When I was at my lowest, my husband organized a trip so I could see my parents and immediate family. That was wonderful as we live a few states away. I got to be with those I loved who were giving me reasons to fight the voices in my head. Really meant a lot as it showed me I still had people who would do anything for me.

Every now and again my husband will endorse social network-free days. I love my laptop and am always on a site “talking” to people. More and more research points out that social networks can make us more isolated. So when I’m stressed out, we call social network-free days. We turn off the work emails and Facebook and chats and phones and just enjoy the company we have in our house. We let our closest friends and family know we are “unavailable” for 24 hours. You’d expect the whole world to stop if I was “unplugged,” right? Haven’t had anything bad happen. Turns out the talking I was doing online was with the wrong people. I needed to be with the people I was physically with in the now.

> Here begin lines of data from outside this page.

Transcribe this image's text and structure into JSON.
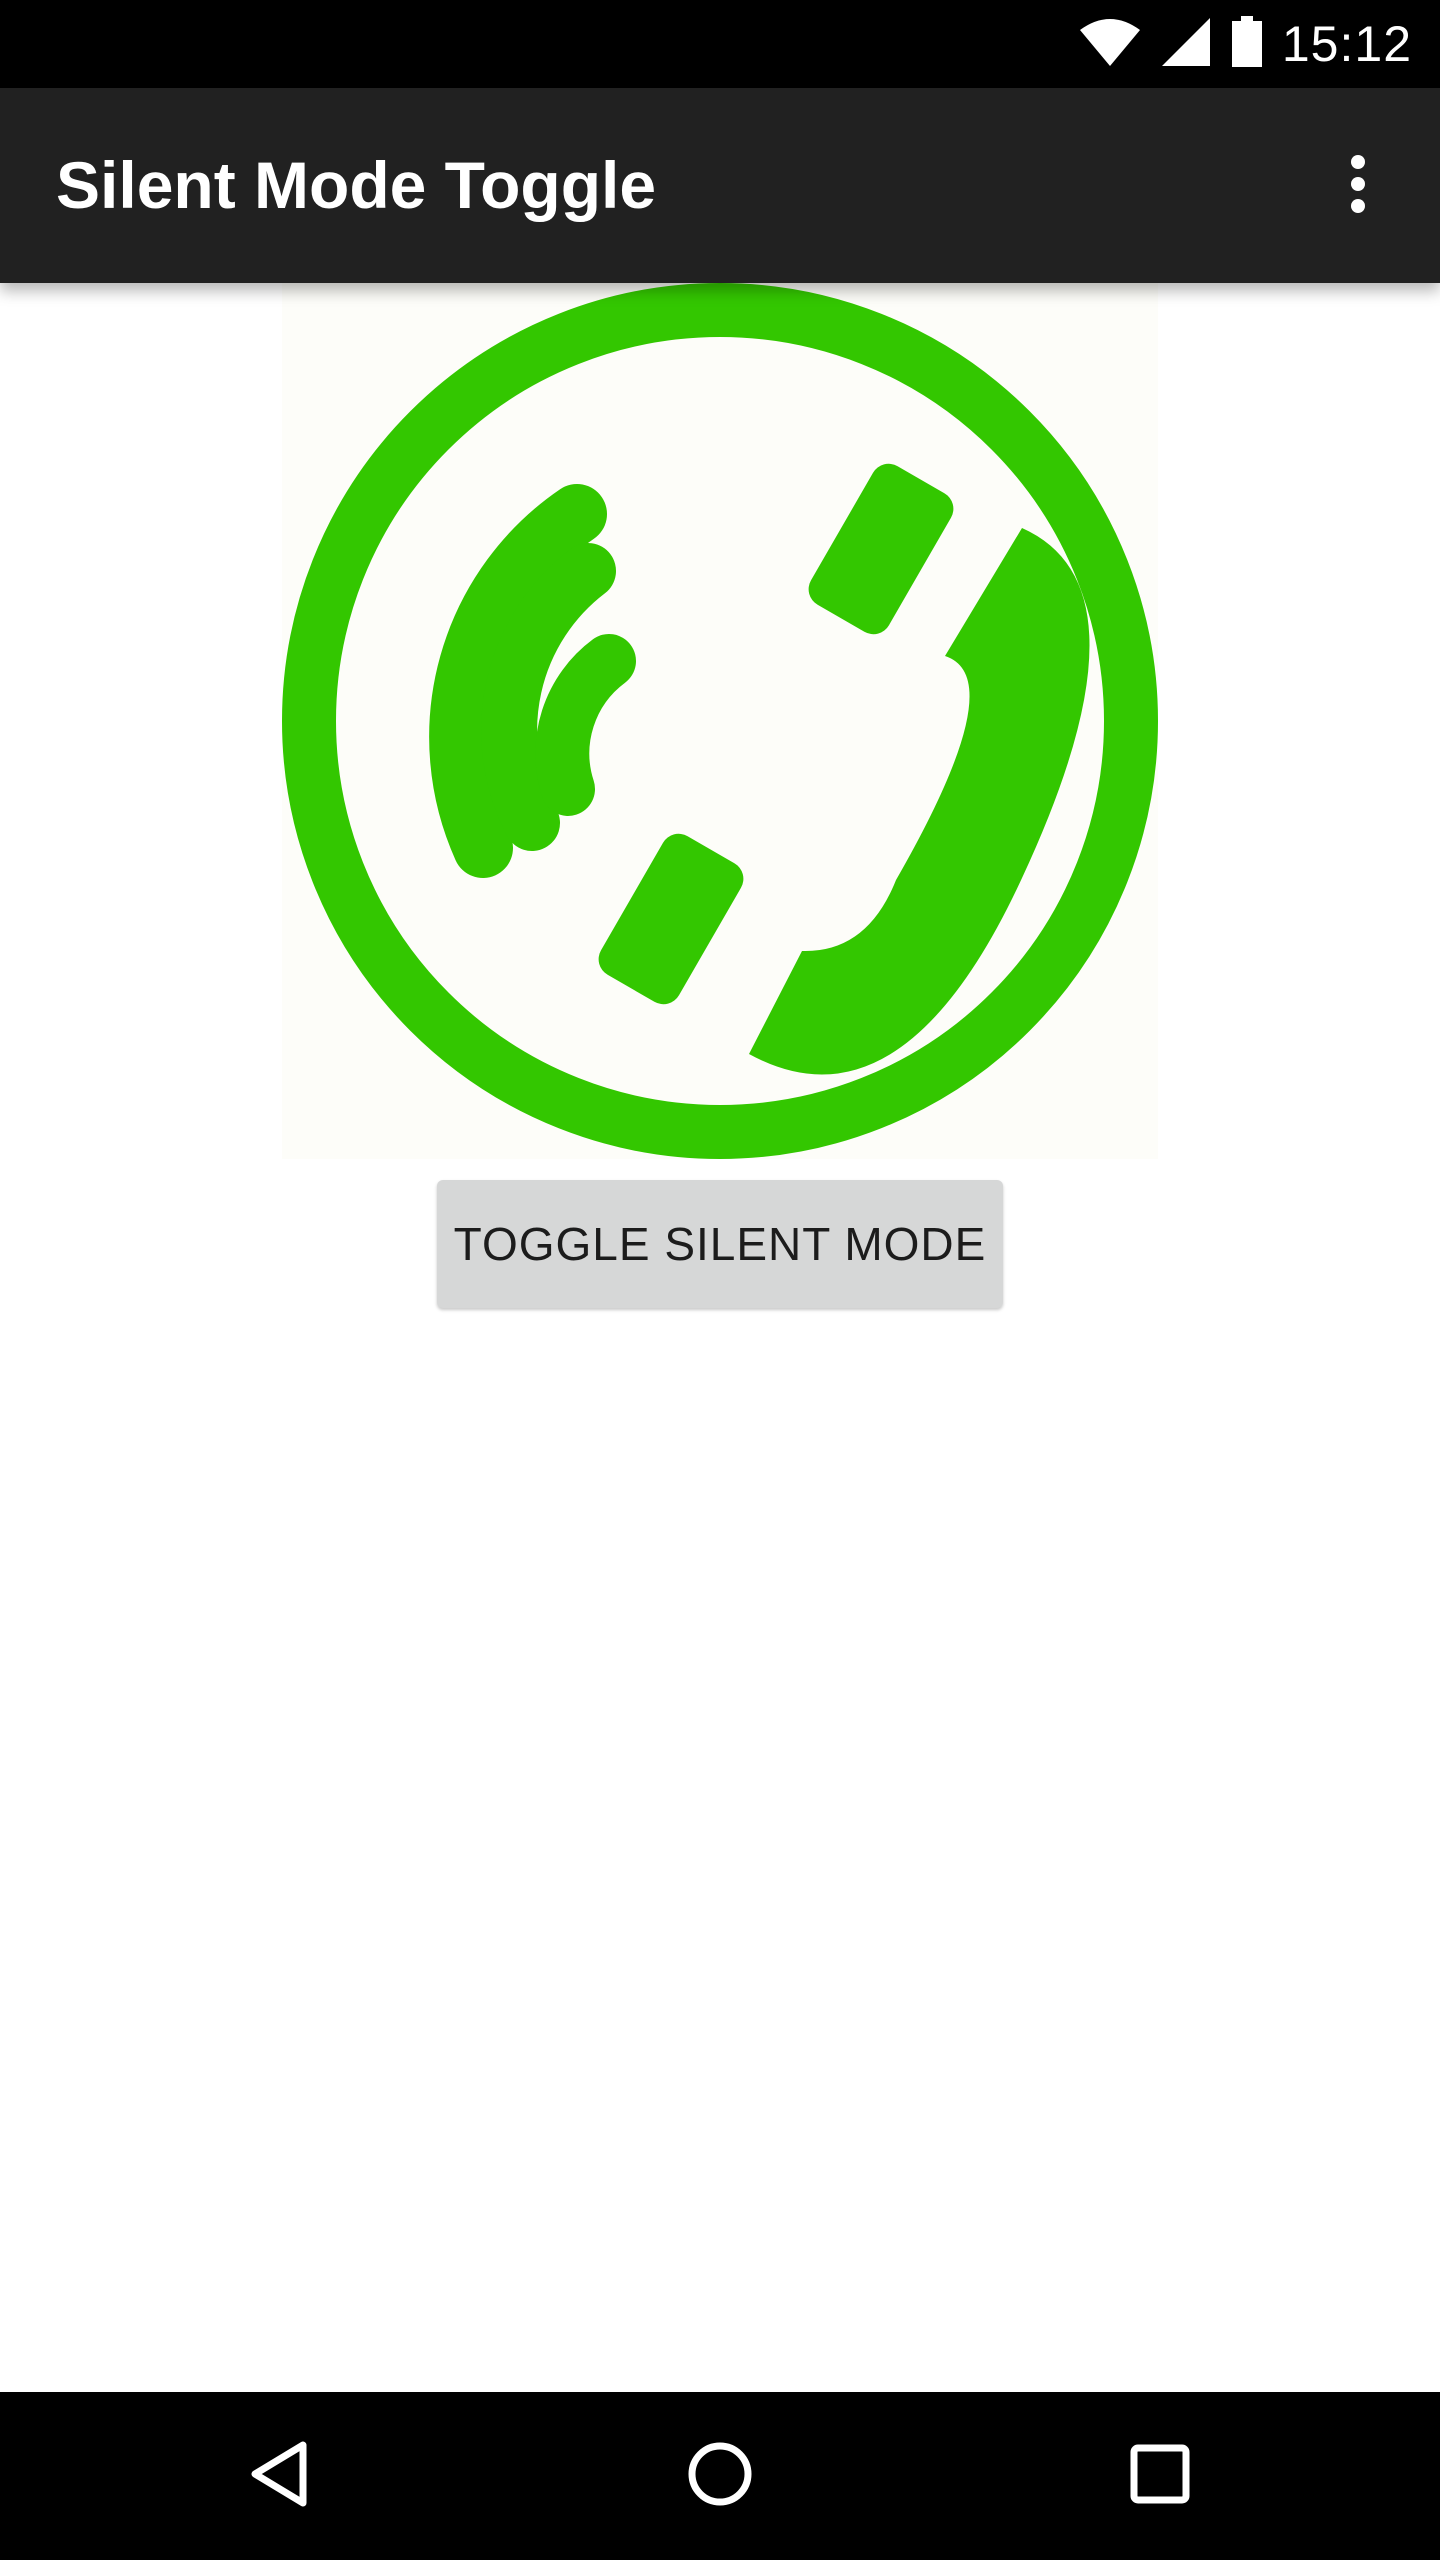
{
  "status_bar": {
    "time": "15:12",
    "icons": [
      "wifi-icon",
      "cell-signal-icon",
      "battery-icon"
    ]
  },
  "app_bar": {
    "title": "Silent Mode Toggle",
    "menu_icon": "more-vert-icon"
  },
  "main": {
    "image_icon": "phone-ringing-icon",
    "toggle_button_label": "TOGGLE SILENT MODE"
  },
  "nav_bar": {
    "icons": [
      "back-icon",
      "home-icon",
      "recents-icon"
    ]
  },
  "colors": {
    "accent_green": "#33c700",
    "app_bar": "#212121",
    "status_bar": "#000000",
    "button_bg": "#d6d7d7"
  }
}
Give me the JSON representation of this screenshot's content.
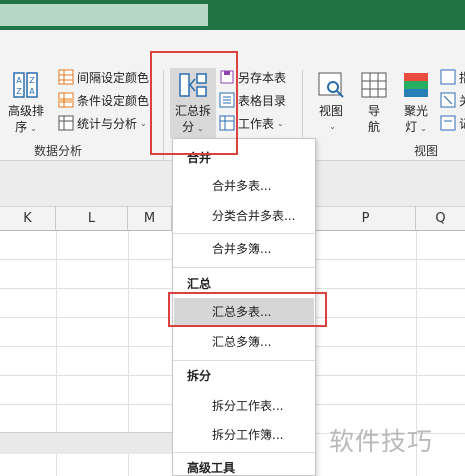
{
  "ribbon": {
    "sort": {
      "label_line1": "高级排",
      "label_line2": "序"
    },
    "data_analysis": {
      "interval_color": "间隔设定颜色",
      "condition_color": "条件设定颜色",
      "stats": "统计与分析",
      "group_label": "数据分析"
    },
    "merge_split": {
      "label_line1": "汇总拆",
      "label_line2": "分"
    },
    "misc": {
      "save_copy": "另存本表",
      "table_toc": "表格目录",
      "worksheet": "工作表"
    },
    "view": {
      "view_label": "视图",
      "nav_line1": "导",
      "nav_line2": "航",
      "spotlight_line1": "聚光",
      "spotlight_line2": "灯",
      "group_label": "视图",
      "extra1": "指",
      "extra2": "关",
      "extra3": "记"
    }
  },
  "sheet": {
    "columns": [
      "K",
      "L",
      "M",
      "P",
      "Q"
    ]
  },
  "menu": {
    "sections": [
      {
        "header": "合并",
        "items": [
          "合并多表...",
          "分类合并多表...",
          "合并多簿..."
        ]
      },
      {
        "header": "汇总",
        "items": [
          "汇总多表...",
          "汇总多簿..."
        ]
      },
      {
        "header": "拆分",
        "items": [
          "拆分工作表...",
          "拆分工作簿..."
        ]
      },
      {
        "header": "高级工具",
        "items": []
      }
    ],
    "hovered_item": "汇总多表..."
  },
  "watermark": "软件技巧",
  "colors": {
    "titlebar": "#217346",
    "highlight": "#d9423f",
    "menu_hover": "#d6d6d6"
  }
}
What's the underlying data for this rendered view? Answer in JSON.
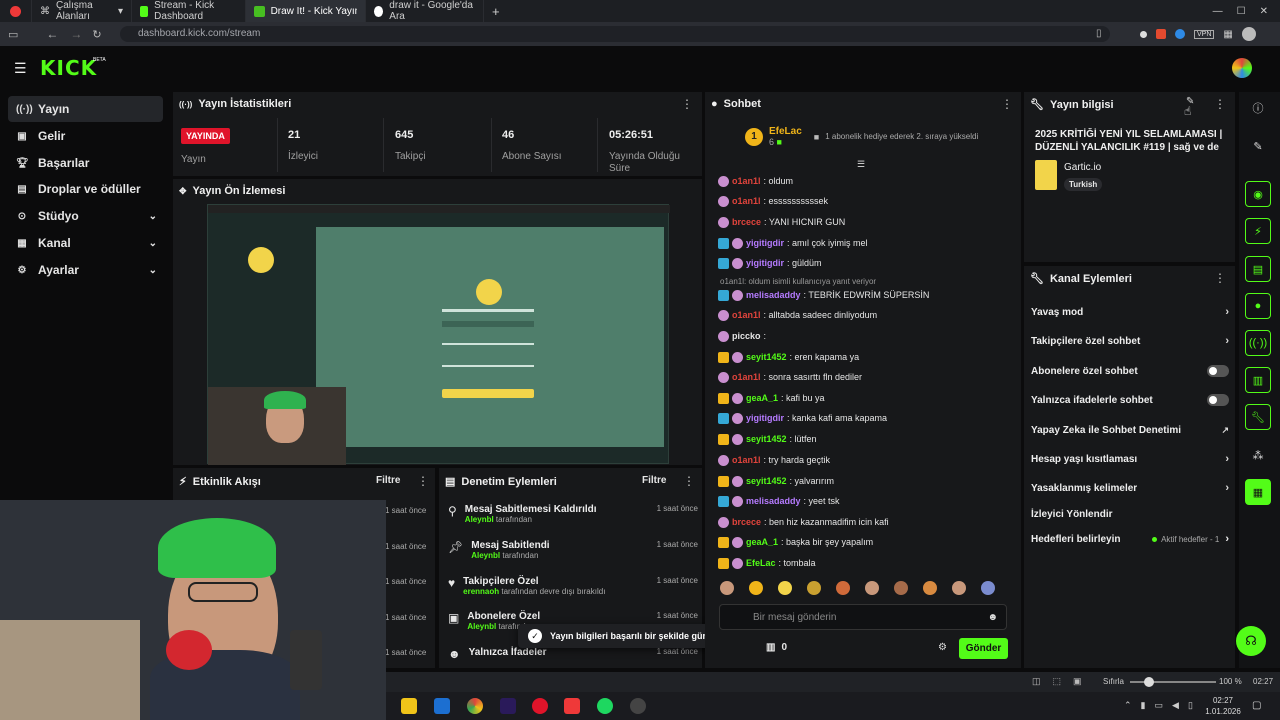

My last suggestion: write your partner a letter. I was having panic attacks every morning before I started work for a while. I wouldn’t calm down unless I heard him over the phone. This wasn’t feasible as he has meetings and work tasks to do as well. He wrote me a letter outlining breathing techniques and good memories together to ground me. He also wrote about my good qualities and how I was strong enough to get through today because I had overcome so much already. I keep it on my person at all times, and
it is helpful no matter what kind of day I’m having.

My husband is my best friend and my biggest supporter. He does a couple of these ideas on special days (like Valentine’s Day, birthdays, holidays, taco day, etc.) to make my illness bearable. I hope this was helpful to making a difference in you and your partner’s lives. Good luck and Happy Valentine’s Day!